Les trois hommes changèrent de position, l’un d’eux s’allongea sur le sol et Tina dut lui enfoncer sa queue dans le cul en lui tournant le dos, sa chatte rasée brillait du jus de son excitation et je sentis un pincement dans mes couilles lorsque le suivant se plaça entre ses jambes largement écartées et pénétra sa chatte par devant. Les deux la baisaient avec des coups rapides et profonds et l’homme sous elle lui pressait et lui pétrissait les seins pendant que l’autre lui tordait les tétons raides entre ses doigts. Le troisième lui attrapa la tête et lui enfonça la queue entre les lèvres, elle se fit ainsi baiser dans tous les trous et gémit de plaisir, elle appréciait visiblement d’être prise par les trois et je me demandais pourquoi je n’avais rien entendu de ses fantasmes et de ses besoins depuis si longtemps. Les baiseurs changèrent encore plusieurs fois de position, puis éjaculèrent l’un après l’autre sur le visage et les seins de Tina,
Lorsque le dernier a terminé son jus et s’est assis à côté des autres pour se reposer, ma femme excitée s’est approchée de moi et m’a dit : « mon chéri, tu sais maintenant ce que veut une femme ! Elle a ouvert mon pantalon et a sorti ma queue raide, je ne me souciais pas du fait que nous avions des spectateurs et je l’ai laissée faire. Tina s’est agenouillée devant moi et a aspiré ma queue profondément dans sa bouche, son visage plein d’eau et le sperme qui coulait sur son corps ne faisaient que m’exciter davantage.

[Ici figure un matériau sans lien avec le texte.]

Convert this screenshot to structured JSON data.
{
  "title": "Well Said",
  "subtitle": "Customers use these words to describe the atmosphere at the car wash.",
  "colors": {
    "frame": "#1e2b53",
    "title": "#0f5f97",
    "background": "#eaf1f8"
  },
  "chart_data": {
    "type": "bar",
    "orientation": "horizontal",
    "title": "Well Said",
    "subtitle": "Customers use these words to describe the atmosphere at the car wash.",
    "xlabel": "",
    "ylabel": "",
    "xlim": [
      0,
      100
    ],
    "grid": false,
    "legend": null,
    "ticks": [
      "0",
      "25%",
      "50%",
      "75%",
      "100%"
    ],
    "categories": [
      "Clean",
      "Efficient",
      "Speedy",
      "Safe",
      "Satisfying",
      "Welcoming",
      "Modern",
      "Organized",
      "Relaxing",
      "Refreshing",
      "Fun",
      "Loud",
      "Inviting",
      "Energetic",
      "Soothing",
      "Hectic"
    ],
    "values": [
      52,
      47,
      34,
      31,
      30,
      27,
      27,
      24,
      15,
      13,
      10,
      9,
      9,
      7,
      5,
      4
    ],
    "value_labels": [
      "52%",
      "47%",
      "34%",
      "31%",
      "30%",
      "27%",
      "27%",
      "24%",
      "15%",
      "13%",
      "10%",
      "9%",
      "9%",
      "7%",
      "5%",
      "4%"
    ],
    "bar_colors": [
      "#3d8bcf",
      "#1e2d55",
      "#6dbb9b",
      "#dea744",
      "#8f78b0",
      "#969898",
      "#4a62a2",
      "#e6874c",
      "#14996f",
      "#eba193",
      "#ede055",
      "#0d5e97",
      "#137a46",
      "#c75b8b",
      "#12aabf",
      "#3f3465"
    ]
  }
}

Je n’ai pas ressenti de dégoût, mais seulement de l’excitation pure, alors que je venais de me moquer de la femme qui sortait de la douche, la vue de Tina me faisait bander comme un rat.
Les quatre hommes nous regardaient et deux d’entre eux se branlaient à nouveau raide, je me suis laissé sucer un moment puis je les ai retournés, je voulais aussi la baiser par derrière et j’ai mis ma queue contre son trou du cul, les deux hommes se sont placés devant Tina et ont enfoncé à tour de rôle leurs queues maculées dans sa bouche, Ces pervers ont frotté leurs glands dans le sperme sur son corps et se sont fait sucer les pistons, ma chérie a avalé ces bites graisseuses et puantes comme si c’était des sucres d’orge, je n’ai pas pu me retenir plus longtemps à la vue de ce spectacle et j’ai éjaculé profondément dans son trou du cul. Ma douce s’est retournée et a presque avalé mon zizi avec les couilles, elle a sucé et léché jusqu’à ce que le dernier reste soit dans sa bouche de suceuse. Tina était insatiable et faisait s’arrêter nos queues à plusieurs reprises, ce n’est qu’après que chacun ait vidé son jus au moins trois fois qu’elle était satisfaite.
Ainsi remplis, nous sommes retournés dans notre chambre, où elle m’a raconté comment s’était déroulée la partie de jambes en l’air avec les ouvriers du bâtiment.
Une histoire excitante qui a rapidement remis ma queue en pleine forme et nous a permis de réaliser quelques numéros d’enfer.